This kind of zoning is pretty much unenforceable. There is no good way to tell the difference between guests and customers. Some people have noisy guests that bother their neighbors. Some people make loud noises cutting wood and doing personal projects with heavy machinery in their garage. Money exchanging hands is not the problem.
>Some people make loud noises cutting wood and doing personal projects with heavy machinery in their garage. Money exchanging hands is not the problem.
I assure you there are plenty of people who think that loud noises, odors and "unsightly projects" are an issue even if no money changes hands. These people have far less leverage over tenants than they do over property owners so they seek to ban tenants
The zoning you speak of is enforceable enough. It doesn't need to be enforceable 100%, just enough to make the risk/reward not worth it. Remember, a large part of the busybodies motivation is "neighborhood character" (or some other shit like that). They don't care if you break the rules so long as you do so in a way they find agreeable. They want the power of arbitrary enforcement so they can screw you if you have tenants that throw loud parties (or whatever). It just so happens that it's easier to get draconian punishments attached to the zoning code than it is to get them attached to the petty crap the busybodies care about so they get rough proxies for the stuff they care about prohibited via the zoning code.
I'm pretty sure that was the point he was trying to make. The excuse often made for why rental properties aren't allowed is that tenants are often noisy or cause other problems. He was just pointing out that that can be a problem for owners as well, so whether it's a tenant or a owner that's being noisy is immaterial.
No way. Depending on the town, you'll either piss someone off, or a busybody will rat you out to the codes compliance people. Once that happens, they'll investigate and you're done.
When they figure out that you have guests, it's closed and the complainer is directed to do a noise complaint. If they figure out it's a business, you get cited.
> The Department's highest priority for investigation and resolution of reported violations are health and safety-related. If evidence exists that a violation of Planning Code may have occurred, the Enforcement Planner sends a notice to the responsible party... High service demands can routinely cause cases to remain open for some time. These cases usually involve violations that do not constitute a significant impact.
They only process 500 complaints a year. This is not a serious problem at the scale described in the article, so local governments do not allocate resources to it.
>No way. Depending on the town, you'll either piss someone off, or a busybody will rat you out to the codes compliance people. Once that happens, they'll investigate and you're done.

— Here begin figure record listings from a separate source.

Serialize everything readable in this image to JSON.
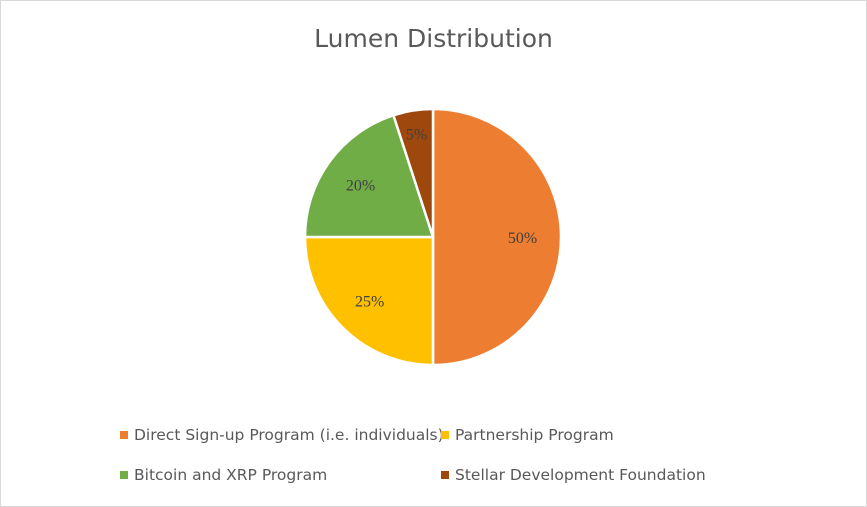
{
  "chart_data": {
    "type": "pie",
    "title": "Lumen Distribution",
    "categories": [
      "Direct Sign-up Program (i.e. individuals)",
      "Partnership Program",
      "Bitcoin and XRP Program",
      "Stellar Development Foundation"
    ],
    "values": [
      50,
      25,
      20,
      5
    ],
    "data_labels": [
      "50%",
      "25%",
      "20%",
      "5%"
    ],
    "colors": [
      "#ED7D31",
      "#FFC000",
      "#70AD47",
      "#9E480E"
    ],
    "legend_position": "bottom"
  }
}
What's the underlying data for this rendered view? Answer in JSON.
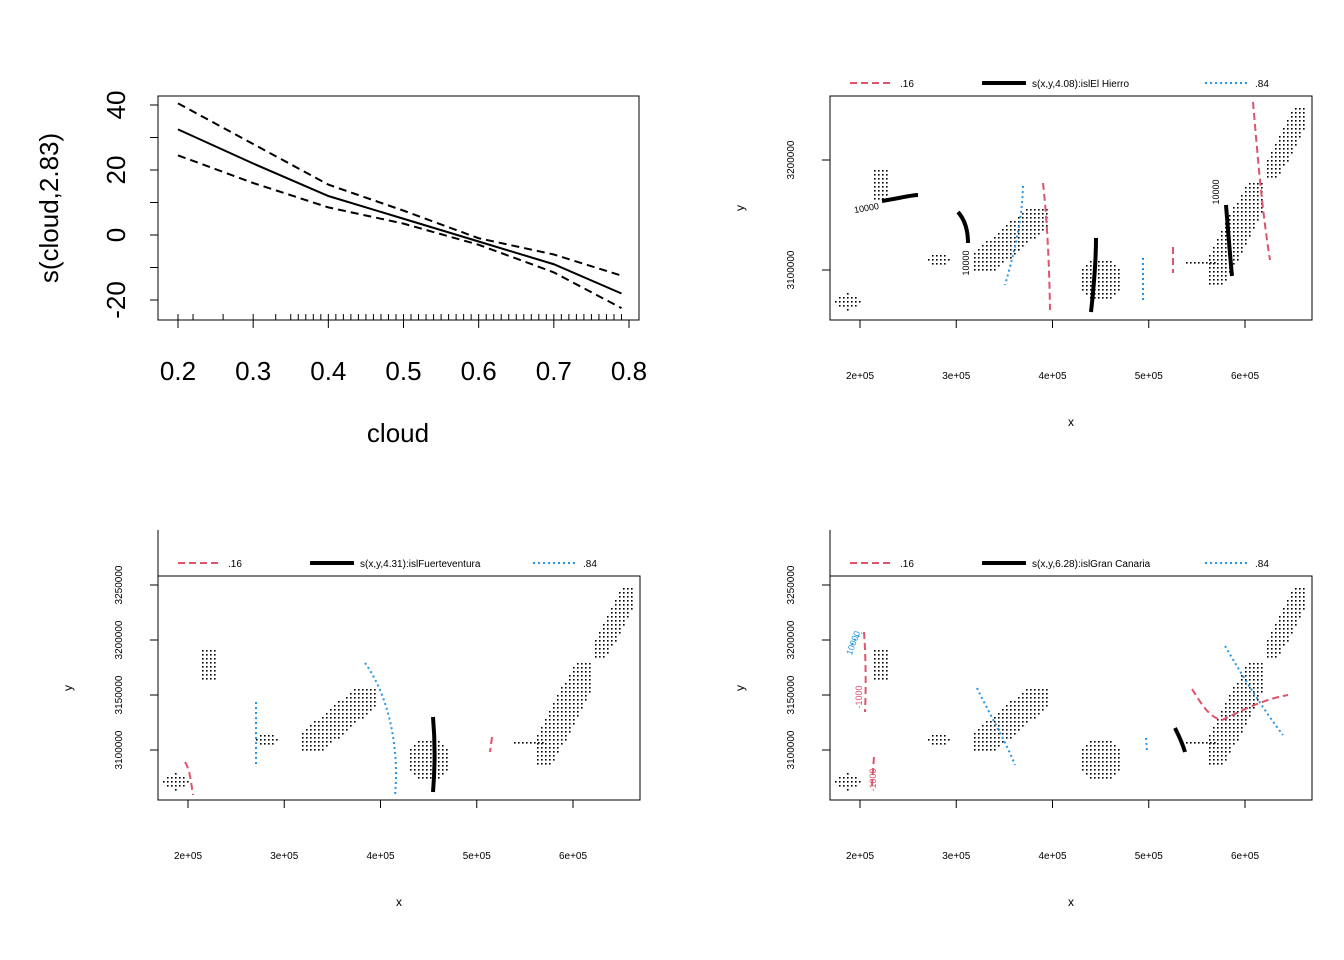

For most of HN that is true because most of HN lives in wealthy cities or suburbs that have enough tax income that they can have a big enough government to the point where spending man hours chasing down that kind of stuff is important. Poor cities don't have the resources to go investigate busybody crap.
All cities in the US are wealthy. Same applies to Canada, Germany, Spain... Sure there are poorer people, but on the global scale the poor in Spain are still rich. (this isn't to imply the poor have it easy)
You are mistaking the inhabitants for the city balance sheet. The inhabitants might be rich, but that doesn't mean the city government has the resources.
The article is completely focused on the US. In that context I assumed the person I was replying to was talking about relatively rich or poor US cities.
Poor and broke are two different things. When people say "poor cities" they mean "broke" because while the cities may not be poor by global standards they're broke because they don't have enough $$ to pay for what they're supposed to pay for.
True, but the point is still all cities in the US have plenty of resources to enforce whatever arbitrary thing they want to. (note that the courts might strike down some for constitutional reasons). That they don't have the resources to do all isn't anything new, even the richest person in the world cannot afford to do everything.
Maybe it’s a west coast thing. I lived in a fiscally challenged city (worst in the state I think), where the someone tried to repossess a fire engine for nonpayment of repairs. Code enforcement is a profit center.
They still managed to give my neighbor a $150 ticket for parking his commercial vehicle (Verizon Ford Taurus) in his driveway.
Actually, I think that is the whole problem. Many of these regulations exist because the local government officials want to extract as much value as they can for themselves and their friends.